0

”0123”.charAt(0) – ’0’ returns an integer. What is this integer (and why is it this integer) and in general why does char-char = int?

Cornelius
  • 351
  • 2
  • 6
  • 14

3 Answers3

4

why is it this integer

Because the compiler can't guarantee that the result of the operation would produce a valid character value. Since characters, bytes, and integers are all implicitly interchangeable... And since integers are the only one of the three which comprises a superset of the possible values of all three... The conversion to integer is the default.

@wero illustrates this in a comment on the question above:

what character is '0' - '1'?

That is, if you subtract a higher character from a lower character, then you'd have a negative character. Which isn't valid. A negative integer, however, is valid.

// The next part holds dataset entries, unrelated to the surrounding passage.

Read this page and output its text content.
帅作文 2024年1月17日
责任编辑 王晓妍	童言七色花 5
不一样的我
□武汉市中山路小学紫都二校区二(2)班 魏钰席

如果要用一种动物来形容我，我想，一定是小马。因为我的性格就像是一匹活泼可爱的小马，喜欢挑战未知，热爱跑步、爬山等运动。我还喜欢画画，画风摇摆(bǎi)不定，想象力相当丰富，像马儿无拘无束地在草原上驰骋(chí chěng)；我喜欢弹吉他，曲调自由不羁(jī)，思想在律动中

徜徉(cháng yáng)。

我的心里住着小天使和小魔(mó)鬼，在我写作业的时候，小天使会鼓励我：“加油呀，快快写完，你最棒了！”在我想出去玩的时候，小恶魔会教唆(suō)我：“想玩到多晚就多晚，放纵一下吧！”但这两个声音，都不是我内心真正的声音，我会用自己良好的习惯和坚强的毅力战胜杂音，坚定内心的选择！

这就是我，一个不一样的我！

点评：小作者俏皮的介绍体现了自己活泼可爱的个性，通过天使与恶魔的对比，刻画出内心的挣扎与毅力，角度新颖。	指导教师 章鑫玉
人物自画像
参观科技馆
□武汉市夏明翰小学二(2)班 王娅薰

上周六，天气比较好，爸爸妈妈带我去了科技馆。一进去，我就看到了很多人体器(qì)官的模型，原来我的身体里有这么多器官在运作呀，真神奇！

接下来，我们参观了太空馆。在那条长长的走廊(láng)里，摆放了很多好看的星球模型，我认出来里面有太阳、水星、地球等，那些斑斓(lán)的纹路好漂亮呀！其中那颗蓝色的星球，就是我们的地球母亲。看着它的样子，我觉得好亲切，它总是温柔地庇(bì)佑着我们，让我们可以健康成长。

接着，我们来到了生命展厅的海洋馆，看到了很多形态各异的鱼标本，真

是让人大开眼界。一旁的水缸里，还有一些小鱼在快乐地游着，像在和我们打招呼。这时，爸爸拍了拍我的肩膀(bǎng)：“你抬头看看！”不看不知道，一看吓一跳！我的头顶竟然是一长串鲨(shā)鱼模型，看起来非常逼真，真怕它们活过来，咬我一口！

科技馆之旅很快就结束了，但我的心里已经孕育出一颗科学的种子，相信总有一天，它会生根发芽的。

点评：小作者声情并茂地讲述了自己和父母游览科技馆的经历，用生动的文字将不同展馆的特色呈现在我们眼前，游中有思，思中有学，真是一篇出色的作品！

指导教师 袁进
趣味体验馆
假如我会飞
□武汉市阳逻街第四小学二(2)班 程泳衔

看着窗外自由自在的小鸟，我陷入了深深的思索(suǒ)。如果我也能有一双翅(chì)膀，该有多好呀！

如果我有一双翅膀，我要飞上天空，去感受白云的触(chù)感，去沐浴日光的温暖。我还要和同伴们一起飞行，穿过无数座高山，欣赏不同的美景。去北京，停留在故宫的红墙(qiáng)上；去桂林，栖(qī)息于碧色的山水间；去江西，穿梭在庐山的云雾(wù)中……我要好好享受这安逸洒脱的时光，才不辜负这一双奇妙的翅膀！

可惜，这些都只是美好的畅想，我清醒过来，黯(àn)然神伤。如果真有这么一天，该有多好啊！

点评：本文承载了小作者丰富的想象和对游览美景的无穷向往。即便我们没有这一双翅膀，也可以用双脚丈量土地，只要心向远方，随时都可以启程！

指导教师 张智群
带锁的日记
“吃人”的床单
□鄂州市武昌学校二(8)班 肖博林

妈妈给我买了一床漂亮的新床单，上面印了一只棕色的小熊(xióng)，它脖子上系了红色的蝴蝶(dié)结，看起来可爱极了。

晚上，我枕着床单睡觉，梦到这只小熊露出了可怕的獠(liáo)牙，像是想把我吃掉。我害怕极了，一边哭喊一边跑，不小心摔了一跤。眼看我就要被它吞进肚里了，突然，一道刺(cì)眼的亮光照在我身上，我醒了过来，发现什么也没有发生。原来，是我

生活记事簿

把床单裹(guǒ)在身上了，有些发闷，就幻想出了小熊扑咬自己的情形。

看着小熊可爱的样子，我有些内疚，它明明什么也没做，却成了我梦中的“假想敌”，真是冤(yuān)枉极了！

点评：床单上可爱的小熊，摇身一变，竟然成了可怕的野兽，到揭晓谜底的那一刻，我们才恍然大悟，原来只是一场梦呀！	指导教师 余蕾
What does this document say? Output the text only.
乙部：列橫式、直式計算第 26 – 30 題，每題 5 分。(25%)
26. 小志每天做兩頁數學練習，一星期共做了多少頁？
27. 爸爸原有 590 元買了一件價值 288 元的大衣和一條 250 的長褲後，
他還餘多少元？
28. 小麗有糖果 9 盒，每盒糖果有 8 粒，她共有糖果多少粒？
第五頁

Or consider a byte... What if you add the byte 250 to 250? Both are valid bytes, but the resulting value is not a valid byte. (Because it's two bytes wide.) So an integer is needed to contain it.

For constant expressions where the compiler can guarantee the value being produced, there may exist (now or in the future) compilers smart enough to maintain that. (They'd probably even optimize it to a compile-time constant in place of the expression in the code.) For example:

`1` - `0`

However, it wouldn't surprise me if even such a compiler would default back to an integer in the use of something like .charAt(), since it's no longer a constant expression. We, as humans, can intuitively infer the constant result of that expression. But a compiler needs strict and simple rules, and introducing a method invocation would complicate those rules considerably.

David
  • 208,112
  • 36
  • 198
  • 279
1

Because chars are encoded with ints. See ASCII table.

For example:

int code = 99;
char c = 'c';
int cc = (int) c; //int cc = 99
char sixty_seven = Integer.toString(code).charAt(0); //the char c

”0123”.charAt(0) – ’0’ is: From the string "0123" with the method charAt(index) is taken the first char from the string, namely the 0. Then we look at the ASCII table and see that the 0 is 48. Then we get 48-48 = 0 after subtraction.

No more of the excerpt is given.